Der Rote mutiert von einer harmlosen Silvesterrakete zur Supernova. Mit krebsrotem Kopf spuckt er den beiden die Worte: „Geht’s noch?“, entgegen. „Schiefgegangen? Wollt ihr uns verarschen?“
Wutentbrannt hält er ihnen das zerknüllte News4U-Exemplar unter die Nase, dabei wechselt seine Gesichtsfarbe in ein ungesund aussehendes grünstichiges Weiß. Mit leiser, vor Wut vibrierender Stimme bringt er die Anschuldigungen gegen Marie vor und zum Ende seiner Attacke schleudert er Heidi entgegen: „Und ich wette, dass du dabei mitgemacht hast!“
Da ich die ganze Zeit unmittelbar hinter Rufus stehe und ihn um einen Kopf überrage, habe ich volle Sicht auf Marie und Heidi und mache mir meine eigenen Gedanken: Irgendetwas stimmt hier nicht. Die Schülerzeitung ist unser gemeinsames Projekt, in das wir ziemlich viel freie Zeit investieren, und die Mädchen sind ebenso leidenschaftliche Reporterinnen wir der Rote und ich. Setzen sie wirklich für einen albernen Scherz das ganze Zeitungsunternehmen aufs Spiel? Außerdem sehen sie nicht schuldbewusst aus; eher überrumpelt und ratlos.

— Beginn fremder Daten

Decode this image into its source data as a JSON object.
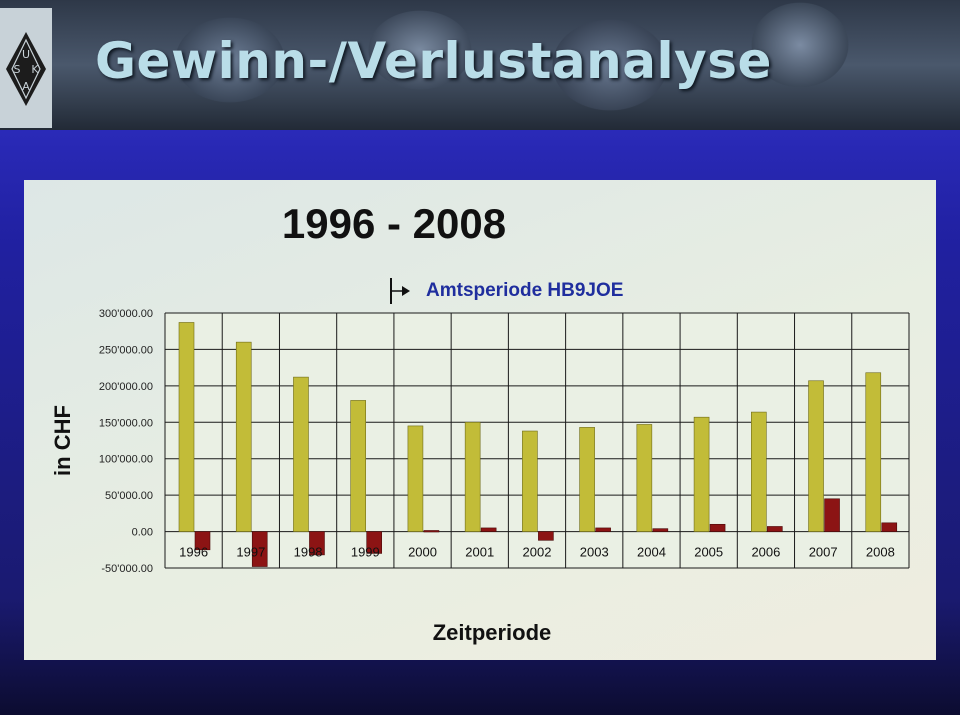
{
  "slide": {
    "title": "Gewinn-/Verlustanalyse",
    "logo_letters": [
      "U",
      "S",
      "K",
      "A"
    ],
    "logo_icon": "uska-diamond-logo"
  },
  "colors": {
    "income_bar": "#c2bc38",
    "result_bar": "#8c1414",
    "grid": "#1a1a1a",
    "panel": "#e6ece4",
    "title_text": "#b9dde8",
    "annotation_text": "#1f2e9e"
  },
  "chart_data": {
    "type": "bar",
    "title": "1996 - 2008",
    "annotation": "Amtsperiode HB9JOE",
    "annotation_icon": "bracket-arrow-right-icon",
    "xlabel": "Zeitperiode",
    "ylabel": "in CHF",
    "categories": [
      "1996",
      "1997",
      "1998",
      "1999",
      "2000",
      "2001",
      "2002",
      "2003",
      "2004",
      "2005",
      "2006",
      "2007",
      "2008"
    ],
    "series": [
      {
        "color": "#c2bc38",
        "values": [
          287000,
          260000,
          212000,
          180000,
          145000,
          150000,
          138000,
          143000,
          147000,
          157000,
          164000,
          207000,
          218000
        ]
      },
      {
        "color": "#8c1414",
        "values": [
          -25000,
          -48000,
          -32000,
          -30000,
          1500,
          5000,
          -12000,
          5000,
          4000,
          10000,
          7000,
          45000,
          12000
        ]
      }
    ],
    "ylim": [
      -50000,
      300000
    ],
    "yticks": [
      -50000,
      0,
      50000,
      100000,
      150000,
      200000,
      250000,
      300000
    ],
    "ytick_labels": [
      "-50'000.00",
      "0.00",
      "50'000.00",
      "100'000.00",
      "150'000.00",
      "200'000.00",
      "250'000.00",
      "300'000.00"
    ],
    "grid": true,
    "legend": "none"
  }
}
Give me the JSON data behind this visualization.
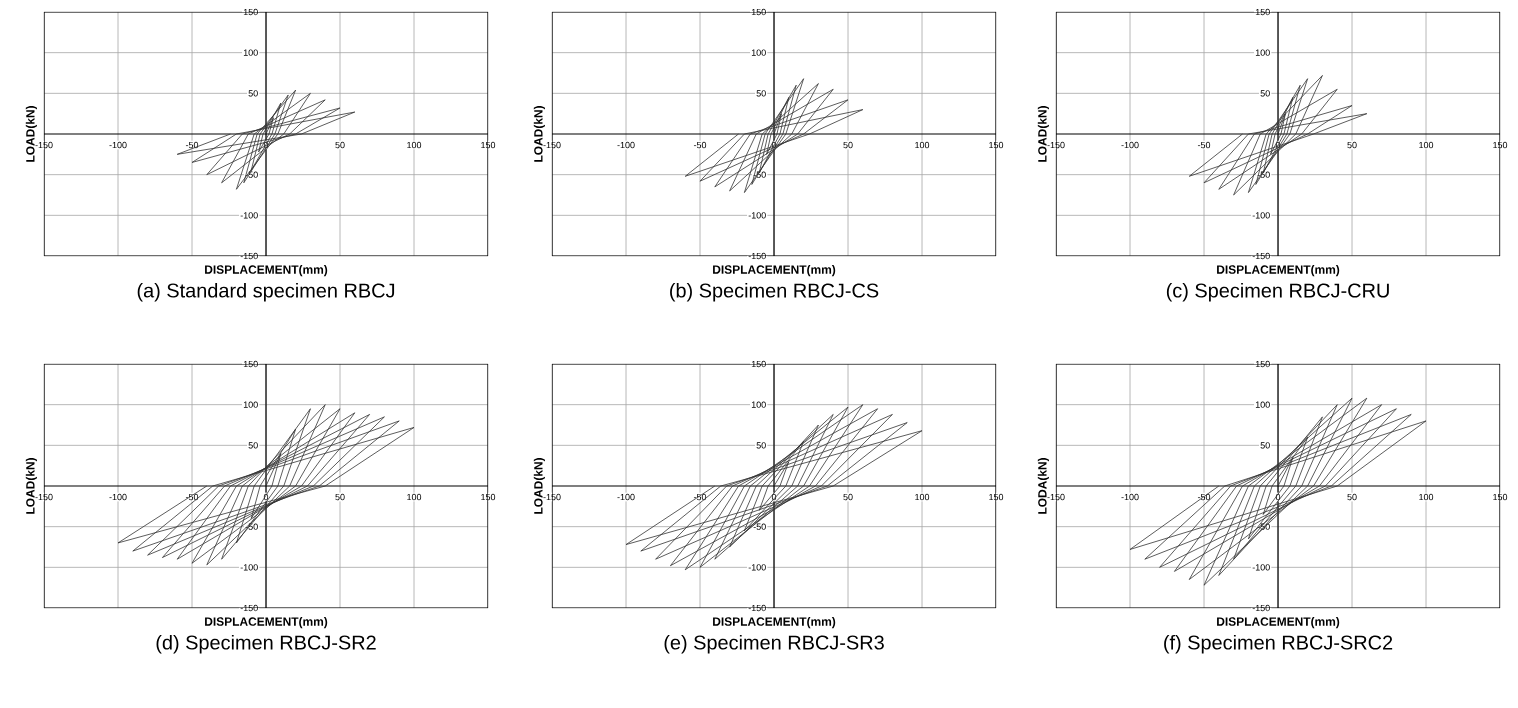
{
  "chart_data": [
    {
      "type": "line",
      "title": "(a) Standard specimen RBCJ",
      "xlabel": "DISPLACEMENT(mm)",
      "ylabel": "LOAD(kN)",
      "xlim": [
        -150,
        150
      ],
      "ylim": [
        -150,
        150
      ],
      "xticks": [
        -150,
        -100,
        -50,
        0,
        50,
        100,
        150
      ],
      "yticks": [
        -150,
        -100,
        -50,
        50,
        100,
        150
      ],
      "grid": true,
      "x": [
        0,
        5,
        2,
        -5,
        -2,
        10,
        4,
        -10,
        -4,
        15,
        6,
        -15,
        -6,
        20,
        8,
        -20,
        -8,
        30,
        12,
        -30,
        -12,
        40,
        16,
        -40,
        -16,
        50,
        20,
        -50,
        -20,
        60,
        24,
        -60,
        -24
      ],
      "series": [
        {
          "color": "#333333",
          "values": [
            0,
            20,
            0,
            -22,
            0,
            38,
            0,
            -45,
            0,
            48,
            0,
            -60,
            0,
            54,
            0,
            -68,
            0,
            50,
            0,
            -60,
            0,
            42,
            0,
            -50,
            0,
            32,
            0,
            -35,
            0,
            27,
            0,
            -25,
            0
          ]
        }
      ]
    },
    {
      "type": "line",
      "title": "(b) Specimen RBCJ-CS",
      "xlabel": "DISPLACEMENT(mm)",
      "ylabel": "LOAD(kN)",
      "xlim": [
        -150,
        150
      ],
      "ylim": [
        -150,
        150
      ],
      "xticks": [
        -150,
        -100,
        -50,
        0,
        50,
        100,
        150
      ],
      "yticks": [
        -150,
        -100,
        -50,
        50,
        100,
        150
      ],
      "grid": true,
      "x": [
        0,
        5,
        2,
        -5,
        -2,
        10,
        4,
        -10,
        -4,
        15,
        6,
        -15,
        -6,
        20,
        8,
        -20,
        -8,
        30,
        12,
        -30,
        -12,
        40,
        16,
        -40,
        -16,
        50,
        20,
        -50,
        -20,
        60,
        24,
        -60,
        -24
      ],
      "series": [
        {
          "color": "#333333",
          "values": [
            0,
            25,
            0,
            -25,
            0,
            45,
            0,
            -48,
            0,
            60,
            0,
            -62,
            0,
            68,
            0,
            -72,
            0,
            62,
            0,
            -70,
            0,
            55,
            0,
            -65,
            0,
            42,
            0,
            -58,
            0,
            30,
            0,
            -52,
            0
          ]
        }
      ]
    },
    {
      "type": "line",
      "title": "(c) Specimen RBCJ-CRU",
      "xlabel": "DISPLACEMENT(mm)",
      "ylabel": "LOAD(kN)",
      "xlim": [
        -150,
        150
      ],
      "ylim": [
        -150,
        150
      ],
      "xticks": [
        -150,
        -100,
        -50,
        0,
        50,
        100,
        150
      ],
      "yticks": [
        -150,
        -100,
        -50,
        50,
        100,
        150
      ],
      "grid": true,
      "x": [
        0,
        5,
        2,
        -5,
        -2,
        10,
        4,
        -10,
        -4,
        15,
        6,
        -15,
        -6,
        20,
        8,
        -20,
        -8,
        30,
        12,
        -30,
        -12,
        40,
        16,
        -40,
        -16,
        50,
        20,
        -50,
        -20,
        60,
        24,
        -60,
        -24
      ],
      "series": [
        {
          "color": "#333333",
          "values": [
            0,
            25,
            0,
            -25,
            0,
            45,
            0,
            -48,
            0,
            60,
            0,
            -62,
            0,
            68,
            0,
            -72,
            0,
            72,
            0,
            -75,
            0,
            55,
            0,
            -68,
            0,
            35,
            0,
            -60,
            0,
            25,
            0,
            -52,
            0
          ]
        }
      ]
    },
    {
      "type": "line",
      "title": "(d) Specimen RBCJ-SR2",
      "xlabel": "DISPLACEMENT(mm)",
      "ylabel": "LOAD(kN)",
      "xlim": [
        -150,
        150
      ],
      "ylim": [
        -150,
        150
      ],
      "xticks": [
        -150,
        -100,
        -50,
        0,
        50,
        100,
        150
      ],
      "yticks": [
        -150,
        -100,
        -50,
        50,
        100,
        150
      ],
      "grid": true,
      "x": [
        0,
        10,
        4,
        -10,
        -4,
        20,
        8,
        -20,
        -8,
        30,
        12,
        -30,
        -12,
        40,
        16,
        -40,
        -16,
        50,
        20,
        -50,
        -20,
        60,
        24,
        -60,
        -24,
        70,
        28,
        -70,
        -28,
        80,
        32,
        -80,
        -32,
        90,
        36,
        -90,
        -36,
        100,
        40,
        -100,
        -40
      ],
      "series": [
        {
          "color": "#333333",
          "values": [
            0,
            40,
            0,
            -40,
            0,
            70,
            0,
            -70,
            0,
            95,
            0,
            -90,
            0,
            100,
            0,
            -97,
            0,
            95,
            0,
            -95,
            0,
            90,
            0,
            -90,
            0,
            88,
            0,
            -88,
            0,
            85,
            0,
            -85,
            0,
            80,
            0,
            -80,
            0,
            72,
            0,
            -70,
            0
          ]
        }
      ]
    },
    {
      "type": "line",
      "title": "(e) Specimen RBCJ-SR3",
      "xlabel": "DISPLACEMENT(mm)",
      "ylabel": "LOAD(kN)",
      "xlim": [
        -150,
        150
      ],
      "ylim": [
        -150,
        150
      ],
      "xticks": [
        -150,
        -100,
        -50,
        0,
        50,
        100,
        150
      ],
      "yticks": [
        -150,
        -100,
        -50,
        50,
        100,
        150
      ],
      "grid": true,
      "x": [
        0,
        10,
        4,
        -10,
        -4,
        20,
        8,
        -20,
        -8,
        30,
        12,
        -30,
        -12,
        40,
        16,
        -40,
        -16,
        50,
        20,
        -50,
        -20,
        60,
        24,
        -60,
        -24,
        70,
        28,
        -70,
        -28,
        80,
        32,
        -80,
        -32,
        90,
        36,
        -90,
        -36,
        100,
        40,
        -100,
        -40
      ],
      "series": [
        {
          "color": "#333333",
          "values": [
            0,
            30,
            0,
            -30,
            0,
            55,
            0,
            -55,
            0,
            75,
            0,
            -75,
            0,
            88,
            0,
            -90,
            0,
            97,
            0,
            -100,
            0,
            100,
            0,
            -103,
            0,
            95,
            0,
            -98,
            0,
            88,
            0,
            -90,
            0,
            78,
            0,
            -80,
            0,
            68,
            0,
            -72,
            0
          ]
        }
      ]
    },
    {
      "type": "line",
      "title": "(f) Specimen RBCJ-SRC2",
      "xlabel": "DISPLACEMENT(mm)",
      "ylabel": "LODA(kN)",
      "xlim": [
        -150,
        150
      ],
      "ylim": [
        -150,
        150
      ],
      "xticks": [
        -150,
        -100,
        -50,
        0,
        50,
        100,
        150
      ],
      "yticks": [
        -150,
        -100,
        -50,
        50,
        100,
        150
      ],
      "grid": true,
      "x": [
        0,
        10,
        4,
        -10,
        -4,
        20,
        8,
        -20,
        -8,
        30,
        12,
        -30,
        -12,
        40,
        16,
        -40,
        -16,
        50,
        20,
        -50,
        -20,
        60,
        24,
        -60,
        -24,
        70,
        28,
        -70,
        -28,
        80,
        32,
        -80,
        -32,
        90,
        36,
        -90,
        -36,
        100,
        40,
        -100,
        -40
      ],
      "series": [
        {
          "color": "#333333",
          "values": [
            0,
            35,
            0,
            -35,
            0,
            60,
            0,
            -65,
            0,
            85,
            0,
            -90,
            0,
            100,
            0,
            -110,
            0,
            108,
            0,
            -122,
            0,
            108,
            0,
            -115,
            0,
            100,
            0,
            -105,
            0,
            95,
            0,
            -100,
            0,
            88,
            0,
            -90,
            0,
            80,
            0,
            -78,
            0
          ]
        }
      ]
    }
  ]
}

„Warte mal!“, unterbreche ich den Roten und tippe ihm vorsichtig auf die Schulter.
„Was?“, faucht er.
Ich wische mir einige seiner Spucketröpfchen von der Backe und deute kopfschüttelnd auf die Mädchen. „Das siehst du doch: Marie und Heidi wissen von nichts. Sie waren es nicht.“
„Natürlich waren wir das nicht!“, zischt Marie, nun ihrerseits ziemlich sauer.

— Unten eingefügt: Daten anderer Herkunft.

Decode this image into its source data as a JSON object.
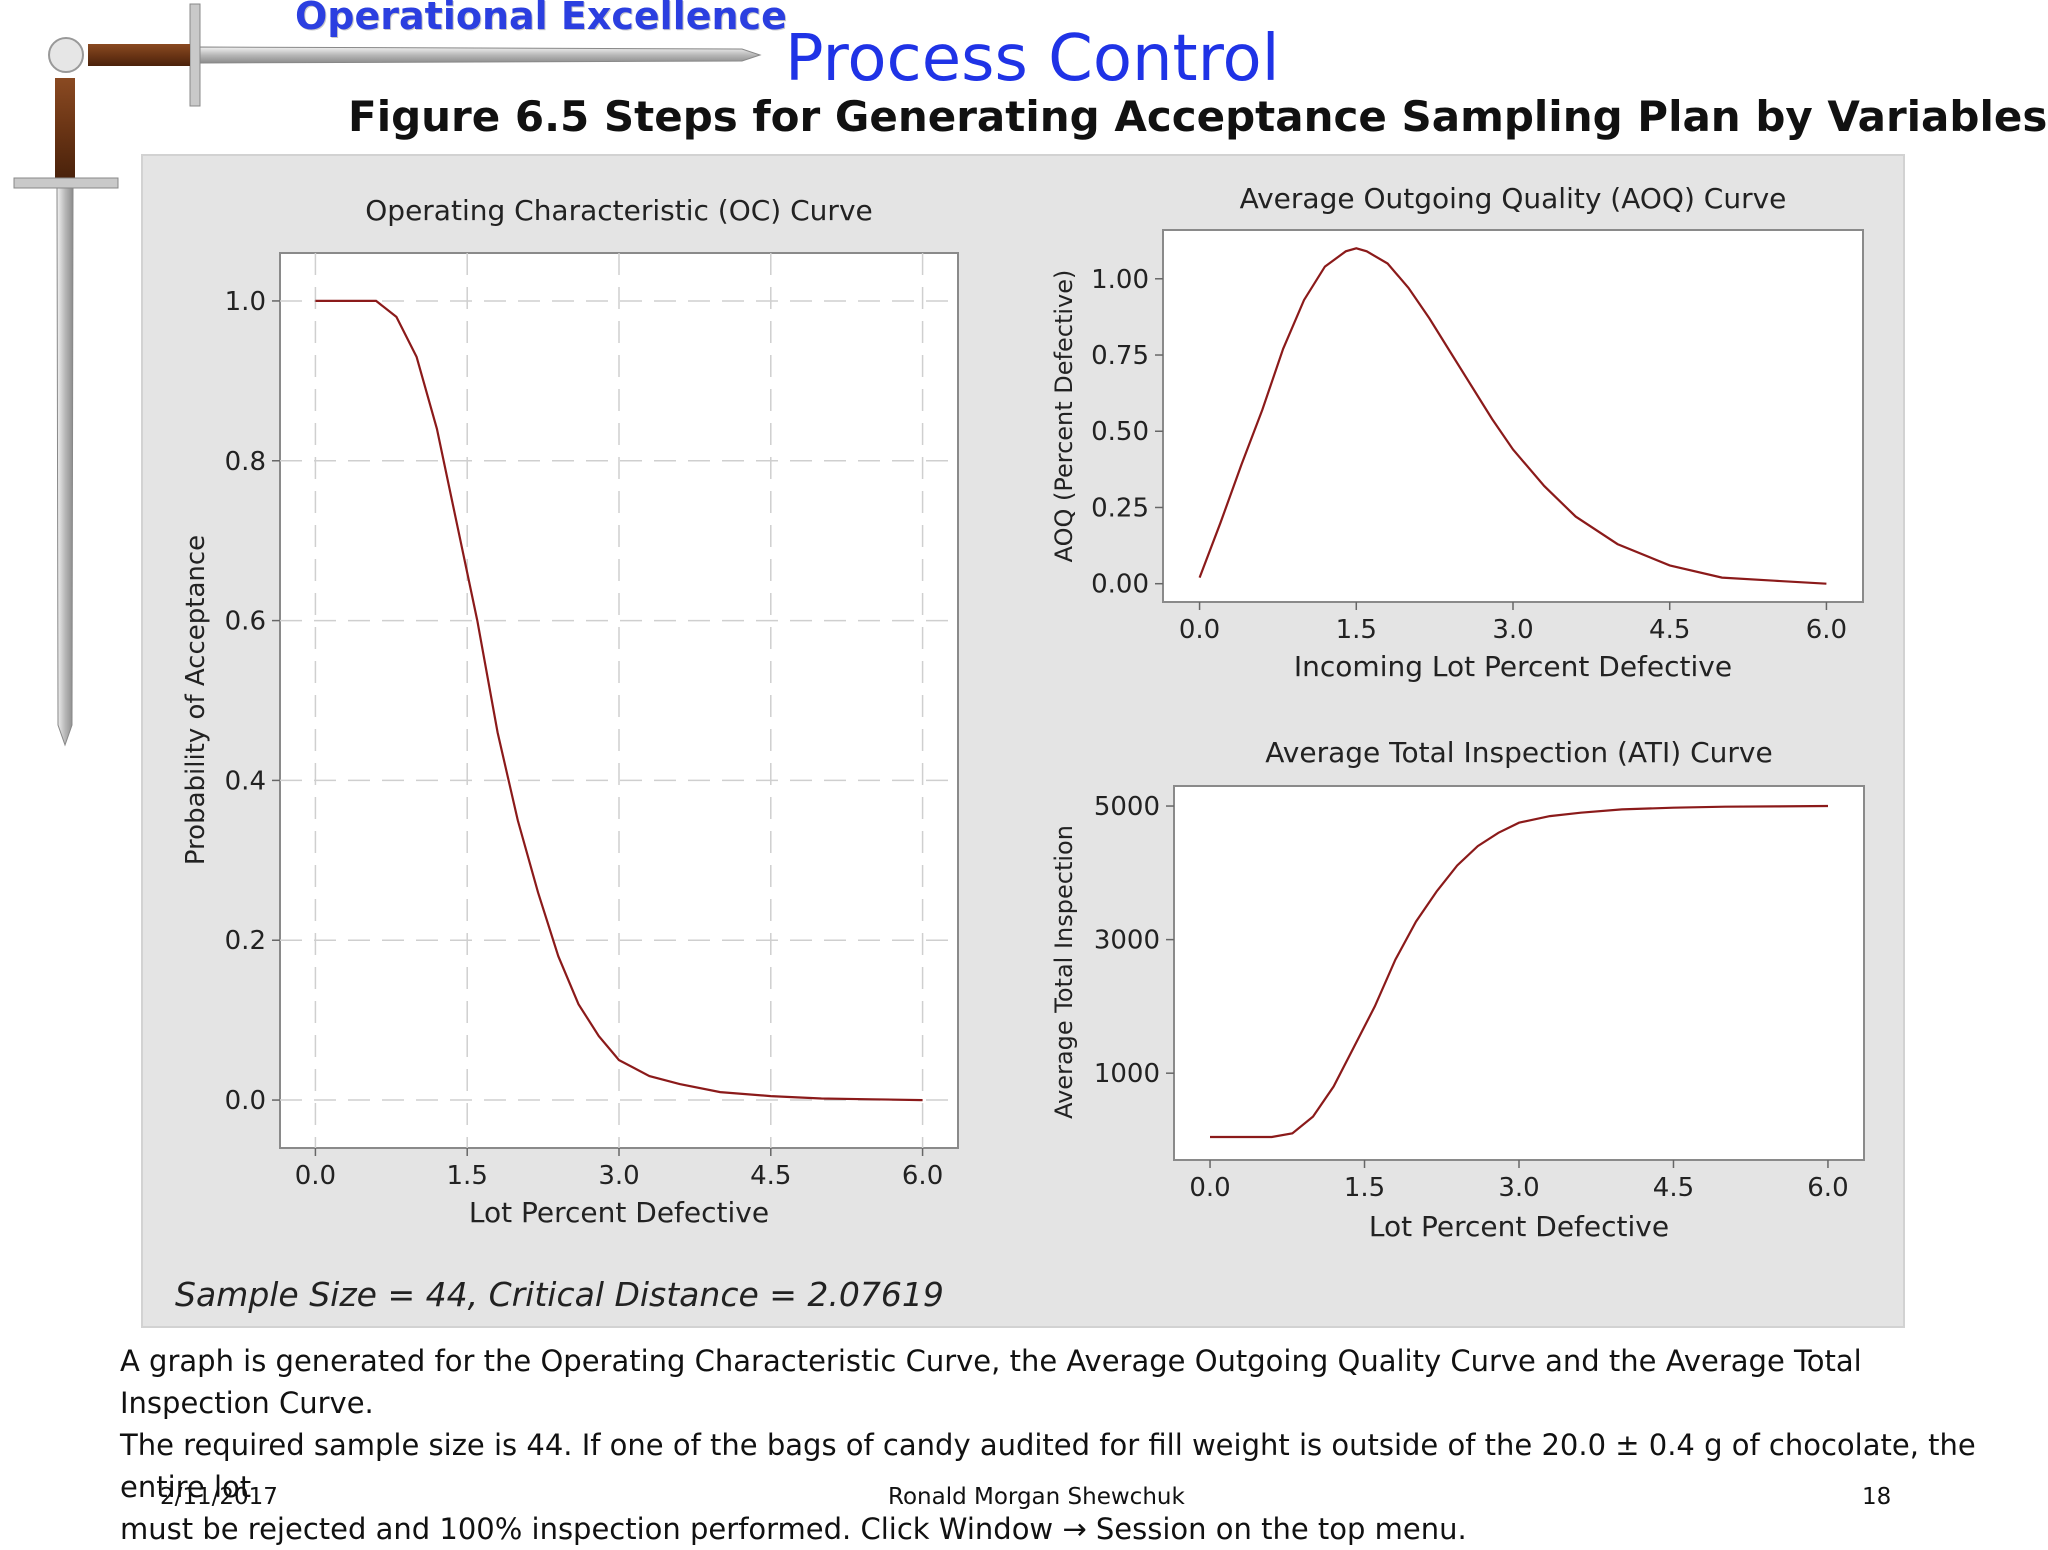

„Wie kommt ihr überhaupt auf so eine hirnverbrannte Idee?“, fragt Heidi. „Ich fasse es nicht! Wir ruinieren doch nicht die Arbeit von Wochen, nur um uns einen Spaß mit dem Kaiser zu erlauben. Er ist zwar nicht der große Sympathieträger, aber seit er uns mit dem Redaktionsbüro geholfen hat, steht er unter Naturschutz. Außerdem, wenn du weiter so einen Aufstand machst, Rufus, kannst du den Artikel gleich ans schwarze Brett nageln. Halt endlich die Klappe! Du hast schon genug Aufsehen erregt.“
„Okay Leute. Das war’s. So kommen wir nicht weiter. Wir besprechen das später in Ruhe und treffen uns heute Nachmittag bei mir zur Redaktionssitzung. Passt euch vier Uhr?“, frage ich.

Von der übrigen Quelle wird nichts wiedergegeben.